L’exercice de l’autoportrait, qui traverse l’ensemble du travail de Sana Jaafar, est ici réduit à sa dimension cellulaire, biologique : la méiose étant le processus de double division cellulaire aboutissant à la production de cellules sexuelles, ou gamètes pour la reproduction.
La représentation de ce processus, reproduction d’une imagerie médicale, elle-même traduction visuelle d’un phénomène invisible ayant lieu au plus profond de nos corps (par l’étude, la recherche, l’agrandissement, l’extraction d’information), via une série de huit tambours à broder, déplace et fige les aspects organique et évolutionnaire vers une suite d’objets, comme autant de photogrammes décortiquant le mouvement.
Ce qui pourrait être un pur autoportrait — puisque nos cellules portent en elles l’expression individuelle par excellence, l’ADN — devient anonyme, et vient questionner les notions d’identité, d’héritage, de mémoire.

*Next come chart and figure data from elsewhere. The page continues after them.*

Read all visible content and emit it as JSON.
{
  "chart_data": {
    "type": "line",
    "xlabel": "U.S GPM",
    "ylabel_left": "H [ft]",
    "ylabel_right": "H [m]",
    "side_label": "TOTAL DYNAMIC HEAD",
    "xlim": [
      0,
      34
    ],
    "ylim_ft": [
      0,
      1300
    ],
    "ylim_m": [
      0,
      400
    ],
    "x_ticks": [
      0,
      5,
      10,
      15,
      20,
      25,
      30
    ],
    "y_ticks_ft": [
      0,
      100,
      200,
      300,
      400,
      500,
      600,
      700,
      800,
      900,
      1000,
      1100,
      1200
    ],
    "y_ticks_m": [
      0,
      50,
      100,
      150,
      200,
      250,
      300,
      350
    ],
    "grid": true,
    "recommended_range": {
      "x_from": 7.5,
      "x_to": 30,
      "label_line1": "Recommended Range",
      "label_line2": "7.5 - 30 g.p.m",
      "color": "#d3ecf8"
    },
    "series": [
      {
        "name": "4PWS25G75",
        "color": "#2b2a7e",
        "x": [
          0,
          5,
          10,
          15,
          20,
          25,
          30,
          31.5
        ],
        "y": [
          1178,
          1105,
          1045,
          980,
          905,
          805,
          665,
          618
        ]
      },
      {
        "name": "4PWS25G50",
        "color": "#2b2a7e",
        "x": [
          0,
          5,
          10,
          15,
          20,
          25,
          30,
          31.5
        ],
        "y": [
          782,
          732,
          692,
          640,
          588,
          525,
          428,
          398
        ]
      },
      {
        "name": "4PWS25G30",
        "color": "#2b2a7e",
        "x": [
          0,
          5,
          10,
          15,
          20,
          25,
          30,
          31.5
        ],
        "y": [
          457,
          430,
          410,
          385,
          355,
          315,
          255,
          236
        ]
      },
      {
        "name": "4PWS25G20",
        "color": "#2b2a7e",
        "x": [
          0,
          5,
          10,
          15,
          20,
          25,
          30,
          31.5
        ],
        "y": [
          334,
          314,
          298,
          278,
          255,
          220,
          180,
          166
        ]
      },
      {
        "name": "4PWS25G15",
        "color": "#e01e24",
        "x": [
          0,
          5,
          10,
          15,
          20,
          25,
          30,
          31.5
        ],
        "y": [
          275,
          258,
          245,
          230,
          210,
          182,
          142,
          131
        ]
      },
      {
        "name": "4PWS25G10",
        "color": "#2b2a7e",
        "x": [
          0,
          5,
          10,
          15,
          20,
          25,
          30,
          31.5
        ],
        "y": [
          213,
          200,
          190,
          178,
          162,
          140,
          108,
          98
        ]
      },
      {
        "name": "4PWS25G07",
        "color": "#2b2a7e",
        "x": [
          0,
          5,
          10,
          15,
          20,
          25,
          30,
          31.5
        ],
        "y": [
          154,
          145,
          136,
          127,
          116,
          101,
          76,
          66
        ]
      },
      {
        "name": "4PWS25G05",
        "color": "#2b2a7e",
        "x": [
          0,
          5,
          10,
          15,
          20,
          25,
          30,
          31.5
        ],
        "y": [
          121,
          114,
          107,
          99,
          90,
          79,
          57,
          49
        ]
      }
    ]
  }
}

Le travail d’introspection, que la psychologie décrit comme une activité mentale, l’exercice de regarder en soi, devient ici matériel, c’est à dire qu’il prend forme, au sens le plus littéral de la formule. La broderie opère ici un double mouvement : elle fixe le vivant, le pétrifie, c’est à dire qu’elle tend vers l’archive, et dans le même temps elle ne cesse jamais de signifier le processus, la lenteur du mouvement, sa fragilité, sa construction patiente et minutieuse par l’aiguille et le fil — deux outils qui, à leur tour, renvoient à la médecine et donc à la science.